In my race room I have this framed ad from the 1966 Sears Wishbook Aurora set and always wondered what the deal was with this thing. *Model Motorist *has a page on it. Do any of the old timers remember using a set like this? Seems pretty advanced for it's time. Or was it just hype?

http://modelmotorist.com/web-content/aucutct.jsp


----------



## Rolls (Jan 1, 2010)

Don't know anything about the Computrac, but I sure am digging all the O-gauge track in that top set. Very cool.


----------



## slotcarman12078 (Oct 3, 2008)

It looks like a wiring nightmare to me. From what I can assume looking at the diagram, the computer is basically a dual steering wheel type controller, and by the magic of insulators in the special track sections the curves receive a lower voltage than the straights. I would also assume the computer driven car is dedicated to one lane, as is the one you would drive. You probably swap the tracks around to swap lanes, but rewiring it every time you want to swap lanes with the computer would be a pain.
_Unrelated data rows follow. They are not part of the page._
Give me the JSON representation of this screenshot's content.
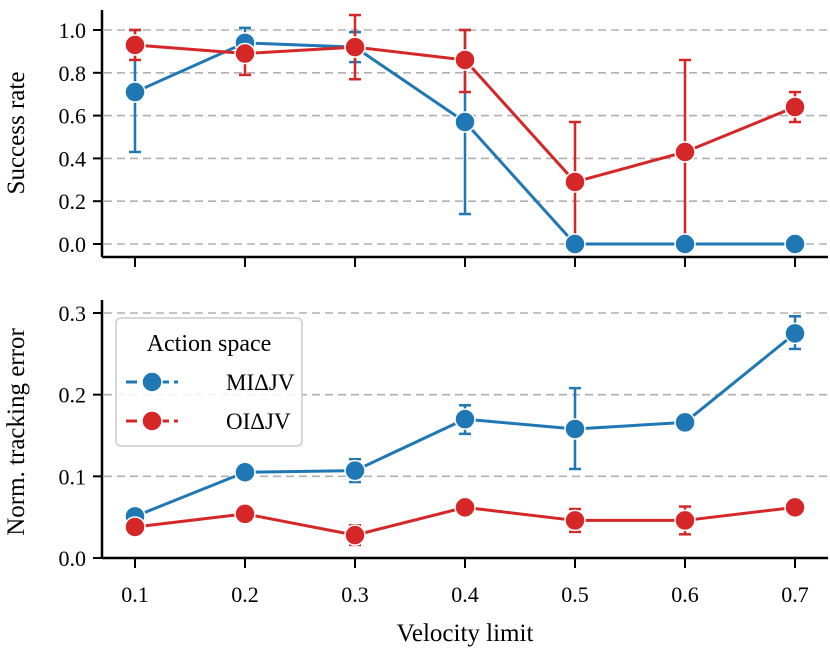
{
  "figure": {
    "xlabel": "Velocity limit",
    "x_ticks": [
      "0.1",
      "0.2",
      "0.3",
      "0.4",
      "0.5",
      "0.6",
      "0.7"
    ]
  },
  "legend": {
    "title": "Action space",
    "items": [
      {
        "label": "MIΔJV",
        "color": "#1f77b4"
      },
      {
        "label": "OIΔJV",
        "color": "#d62728"
      }
    ]
  },
  "chart_data": [
    {
      "type": "line",
      "title": "",
      "xlabel": "",
      "ylabel": "Success rate",
      "x": [
        0.1,
        0.2,
        0.3,
        0.4,
        0.5,
        0.6,
        0.7
      ],
      "ylim": [
        -0.05,
        1.05
      ],
      "yticks": [
        0.0,
        0.2,
        0.4,
        0.6,
        0.8,
        1.0
      ],
      "ytick_labels": [
        "0.0",
        "0.2",
        "0.4",
        "0.6",
        "0.8",
        "1.0"
      ],
      "grid": "y dashed",
      "series": [
        {
          "name": "MIΔJV",
          "color": "#1f77b4",
          "values": [
            0.71,
            0.94,
            0.92,
            0.57,
            0.0,
            0.0,
            0.0
          ],
          "err_low": [
            0.43,
            0.87,
            0.85,
            0.14,
            0.0,
            0.0,
            0.0
          ],
          "err_high": [
            1.0,
            1.01,
            0.99,
            1.0,
            0.0,
            0.0,
            0.0
          ]
        },
        {
          "name": "OIΔJV",
          "color": "#d62728",
          "values": [
            0.93,
            0.89,
            0.92,
            0.86,
            0.29,
            0.43,
            0.64
          ],
          "err_low": [
            0.86,
            0.79,
            0.77,
            0.71,
            0.0,
            0.0,
            0.57
          ],
          "err_high": [
            1.0,
            0.96,
            1.07,
            1.0,
            0.57,
            0.86,
            0.71
          ]
        }
      ]
    },
    {
      "type": "line",
      "title": "",
      "xlabel": "Velocity limit",
      "ylabel": "Norm. tracking error",
      "x": [
        0.1,
        0.2,
        0.3,
        0.4,
        0.5,
        0.6,
        0.7
      ],
      "ylim": [
        0.0,
        0.31
      ],
      "yticks": [
        0.0,
        0.1,
        0.2,
        0.3
      ],
      "ytick_labels": [
        "0.0",
        "0.1",
        "0.2",
        "0.3"
      ],
      "grid": "y dashed",
      "legend_position": "upper-left",
      "series": [
        {
          "name": "MIΔJV",
          "color": "#1f77b4",
          "values": [
            0.051,
            0.105,
            0.107,
            0.17,
            0.158,
            0.166,
            0.275
          ],
          "err_low": [
            0.051,
            0.105,
            0.093,
            0.152,
            0.109,
            0.166,
            0.256
          ],
          "err_high": [
            0.051,
            0.105,
            0.121,
            0.187,
            0.208,
            0.166,
            0.296
          ]
        },
        {
          "name": "OIΔJV",
          "color": "#d62728",
          "values": [
            0.038,
            0.054,
            0.028,
            0.062,
            0.046,
            0.046,
            0.062
          ],
          "err_low": [
            0.038,
            0.054,
            0.016,
            0.062,
            0.032,
            0.029,
            0.062
          ],
          "err_high": [
            0.038,
            0.054,
            0.04,
            0.062,
            0.06,
            0.063,
            0.062
          ]
        }
      ]
    }
  ]
}
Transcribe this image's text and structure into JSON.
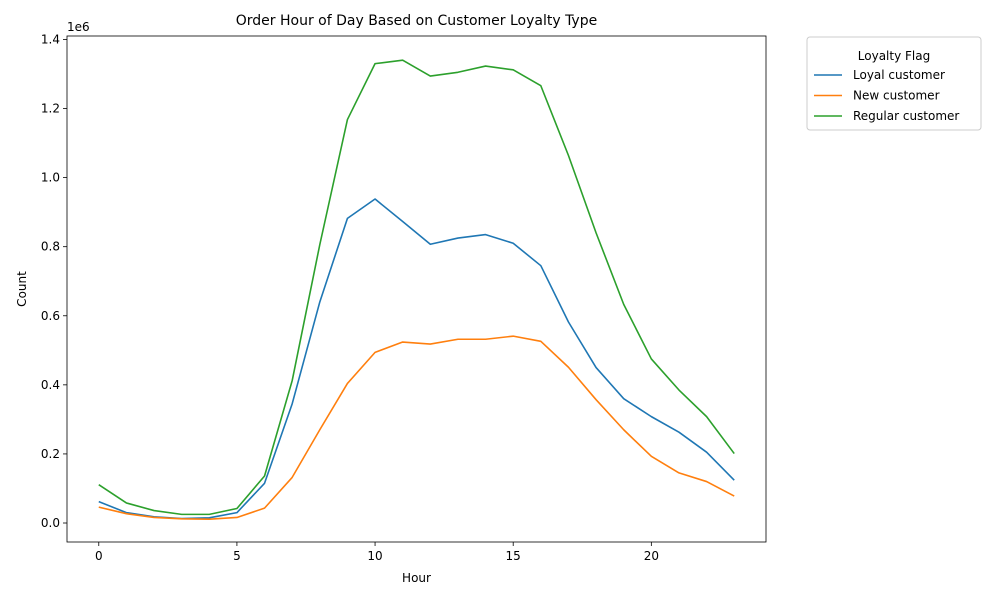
{
  "chart_data": {
    "type": "line",
    "title": "Order Hour of Day Based on Customer Loyalty Type",
    "xlabel": "Hour",
    "ylabel": "Count",
    "y_scale_label": "1e6",
    "xlim": [
      -1.15,
      24.15
    ],
    "ylim": [
      -0.055,
      1.41
    ],
    "x_ticks": [
      0,
      5,
      10,
      15,
      20
    ],
    "x_tick_labels": [
      "0",
      "5",
      "10",
      "15",
      "20"
    ],
    "y_ticks": [
      0.0,
      0.2,
      0.4,
      0.6,
      0.8,
      1.0,
      1.2,
      1.4
    ],
    "y_tick_labels": [
      "0.0",
      "0.2",
      "0.4",
      "0.6",
      "0.8",
      "1.0",
      "1.2",
      "1.4"
    ],
    "grid": false,
    "legend_title": "Loyalty Flag",
    "legend_position": "outside-upper-right",
    "x": [
      0,
      1,
      2,
      3,
      4,
      5,
      6,
      7,
      8,
      9,
      10,
      11,
      12,
      13,
      14,
      15,
      16,
      17,
      18,
      19,
      20,
      21,
      22,
      23
    ],
    "series": [
      {
        "name": "Loyal customer",
        "color": "#1f77b4",
        "values": [
          0.062,
          0.03,
          0.018,
          0.013,
          0.015,
          0.03,
          0.115,
          0.345,
          0.64,
          0.882,
          0.938,
          0.873,
          0.807,
          0.825,
          0.835,
          0.81,
          0.745,
          0.582,
          0.45,
          0.36,
          0.308,
          0.263,
          0.205,
          0.124
        ]
      },
      {
        "name": "New customer",
        "color": "#ff7f0e",
        "values": [
          0.046,
          0.027,
          0.016,
          0.012,
          0.011,
          0.016,
          0.043,
          0.132,
          0.27,
          0.404,
          0.494,
          0.524,
          0.518,
          0.532,
          0.532,
          0.541,
          0.526,
          0.451,
          0.357,
          0.27,
          0.193,
          0.145,
          0.12,
          0.078
        ]
      },
      {
        "name": "Regular customer",
        "color": "#2ca02c",
        "values": [
          0.111,
          0.058,
          0.036,
          0.025,
          0.025,
          0.042,
          0.136,
          0.412,
          0.806,
          1.168,
          1.33,
          1.34,
          1.294,
          1.305,
          1.323,
          1.312,
          1.266,
          1.064,
          0.84,
          0.633,
          0.475,
          0.385,
          0.308,
          0.201
        ]
      }
    ]
  }
}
If you look close at the track sections in the link you can see where one rail is split for the computer driven one.


----------



## Bill Hall (Jan 6, 2007)

*Playing by yourself*

Naw Joe,

It's just an advanced (for the time) version of the ghost/pace car, but you could whip one out with some steering wheel controlers and an additional feeder track where ever you want a control block. Just slip a card board insulator between the rail tangs on either end of the block and wire in the wheel controller.

It looks harder than it is. Hardcore model railroaders will recognize this as a pre-digital "block system". One can use seperate variable transformers to set the pace within the insulated control block; OR as Aurora did here, one transformer and two reostats. The added trick is that the whole shebang can be shunted from lane 1 to lane 2 with manual a change-over switch.

Ideally a good/realistic blocksystem uses 3 or 4 reostat settings to keep things from being too jerky. Naturally they cant hold a candle to modern digitized encoding with soft start, braking, and grade programs.

Prior to digitized coding of locomotives, Marklin trains used directional paddle switches in the track roadbed, isolated slit switches in the ground rail (made possible because it was three rail) and differential switching using specificly placed reed switches and a given trigger magnet location; in order to activate change over solenoids to keep control blocks syncronized or shunt equipment automatically.


----------



## Slott V (Feb 3, 2005)

Veddy intaresteeng


----------



## ParkRNDL (Mar 20, 2002)

Slott V said:


> Veddy intaresteeng


hahahahahaha. when i was a kid, the only show my dad liked more than Hogan's Heroes was M*A*S*H. jeez that brings back some memories...


----------



## Crimnick (May 28, 2006)

heh...it's from "laugh in"...


----------



## ParkRNDL (Mar 20, 2002)

Is it? oooops. thought that looked like Hogan's Heroes. shows how much I actually watched them...

--rick


----------



## videojimmy (Jan 12, 2006)

Laugh In STILL holds up today. They have some DVD's on Netrflix.
Highly recommended.


----------